Судите ныне, какая же волна полного разрушения и гибельная буря поднялись той ночью в душе Пьера, что разметали, обнажив ту священнейшую гробницу, весь живой цветочный ее покров да сожгли дотла статую кроткого святого, пока рушились обломки главной святыни его души.

II

Как виноградные лозы сперва цветут, а после гроздья их наливаются пурпуром на тех побегах, что густо оплетают стены и самые зевы пушек возрожденной крепости Эренбрейтштейн[68 - Эренбрейтштейн (Эренбрайтштейн, нем.
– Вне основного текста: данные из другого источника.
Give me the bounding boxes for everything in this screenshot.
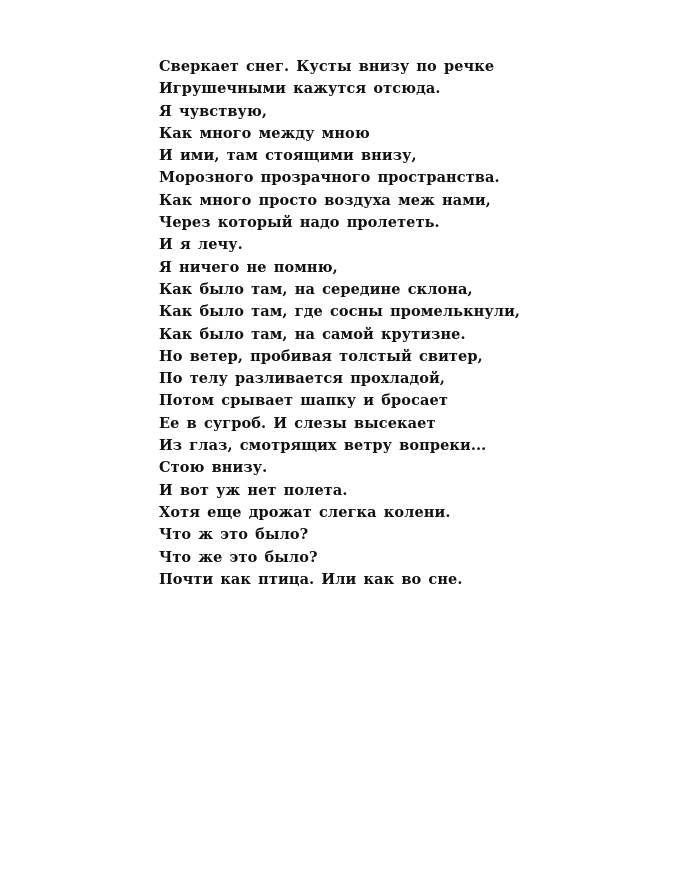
poem-line: Я чувствую,	[159, 102, 267, 120]
poem-line: Как много просто воздуха меж нами,	[159, 191, 491, 209]
poem-line: Что же это было?	[159, 548, 318, 566]
poem-line: Что ж это было?	[159, 526, 309, 544]
poem-line: Через который надо пролететь.	[159, 214, 440, 232]
poem-line: Сверкает снег. Кусты внизу по речке	[159, 58, 495, 75]
poem-line: Из глаз, смотрящих ветру вопреки...	[159, 437, 487, 455]
poem-line: Как было там, на самой крутизне.	[159, 325, 466, 343]
poem-line: Но ветер, пробивая толстый свитер,	[159, 347, 483, 365]
poem-line: Как много между мною	[159, 124, 370, 142]
poem-line: Игрушечными кажутся отсюда.	[159, 80, 441, 98]
poem-line: И ими, там стоящими внизу,	[159, 147, 417, 165]
poem-line: Я ничего не помню,	[159, 258, 338, 276]
poem-text	[159, 56, 559, 591]
poem-line: Как было там, на середине склона,	[159, 280, 473, 298]
poem-line: И я лечу.	[159, 236, 243, 254]
poem-line: Почти как птица. Или как во сне.	[159, 570, 463, 588]
poem-line: Стою внизу.	[159, 459, 268, 477]
poem-line: Как было там, где сосны промелькнули,	[159, 303, 521, 321]
poem-line: Хотя еще дрожат слегка колени.	[159, 503, 451, 521]
poem-line: И вот уж нет полета.	[159, 481, 348, 499]
poem-line: Потом срывает шапку и бросает	[159, 392, 448, 410]
poem-line: По телу разливается прохладой,	[159, 370, 446, 388]
poem-line: Морозного прозрачного пространства.	[159, 169, 500, 187]
poem-line: Ее в сугроб. И слезы высекает	[159, 414, 436, 432]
Festung Ehrenbreitstein) – крепость на одноименном холме, расположенная на правом берегу Рейна, в Германии. Основана ок. 1000 г. Конрадином Эренбрайтом. Одна из самых больших и мощных крепостей во всем мире. За всю свою историю была сдана лишь однажды – французам в 1799 г., и то после трех лет осады и тогда, когда в крепости уже начался голод. В 1801 г. французы, покидая крепость, взорвали ее. После Венского конгресса 1815 г. отошла Пруссии, была восстановлена, обратясь в самую грозную крепость Европы. В Германии – одно из главных укреплений. Именно здесь хранилась Честная риза Господня с 1657 по 1794 г. Лорд Байрон побывал в Эренбрейтштейне и воспел крепость в стихах, посвятив ей 58-ю главку 3-й песни «Паломничества Чайльд Гарольда». Байрон в примечаниях к «Гарольду» упоминает прозвище крепости: «Твердыня чести» («The Broad-Stone of Honour»). Прозвище это было настолько известно, что под тем же названием в Лондоне в 1822 г. Кенельм Генри Дигби выпустил энциклопедию этикета, адресованную настоящим джентльменам. Любопытно, что если перевести прозвище крепости на французский, то получится «La Pierre d'Honneur». Возможно, Мелвилл косвенно сравнивал Пьера с этой крепостью.], так и сладчайшие радости жизни вызревают в хищной пасти горя, что неизменно их стережет.

Но неужели жизнь и впрямь души не чает во всякого рода безбожном легкомыслии, а нас, ее заблудших подданных, ничего не стоит одурачить да так заморочить нам голову, что мы уж поверим, что наша прочнейшая башня счастья в единый миг рухнет, случись малейшее происшествие – падет ли какой листок с дерева, услышим ли мы некий голос или же получим расписку на клочке бумаги, где острым пером нацарапана небольшая повесть о нескольких скромных особах? Неужели же настолько переменчивы мы в суждениях наших, что та сокровищница, куда поместили мы все наши самые святые и любезные сердцу радости и которую сами замкнули на замок работы непревзойденно искусной; неужели же сокровищницу эту может вскрыть да разграбить малейшее прикосновение к ней незнакомца, когда мы знаем, что лишь нам одним принадлежит от оной единственный и верный ключ?

Пьер! ты показал себя набитым глупцом, подыми же из праха… нет, не то, ибо гробница отца твоего все стоит на том же месте, Пьер, стоит незыблемо; неужели ты не чувствуешь благоухание, что источают живые цветы, которые по-прежнему ее обвивают? Да сие послание, что ты держишь в руках, не стоит большого труда подделать, Пьер, а самозванцы не вчера появились на свет в этом мире кудесников; или, еще лучше, какой-нибудь бойкий романист, Пьер, напишет тебе пятьдесят подобных писем, и притом всякий раз исторгнет слезы у своего читателя, а твое письмо, неизвестно почему, не растрогало тебя так, чтобы твои мужские глаза пролили над ним единую слезинку, – взор твой остекленел, и ты не пролил ни слезинки, Пьер, глупый Пьер!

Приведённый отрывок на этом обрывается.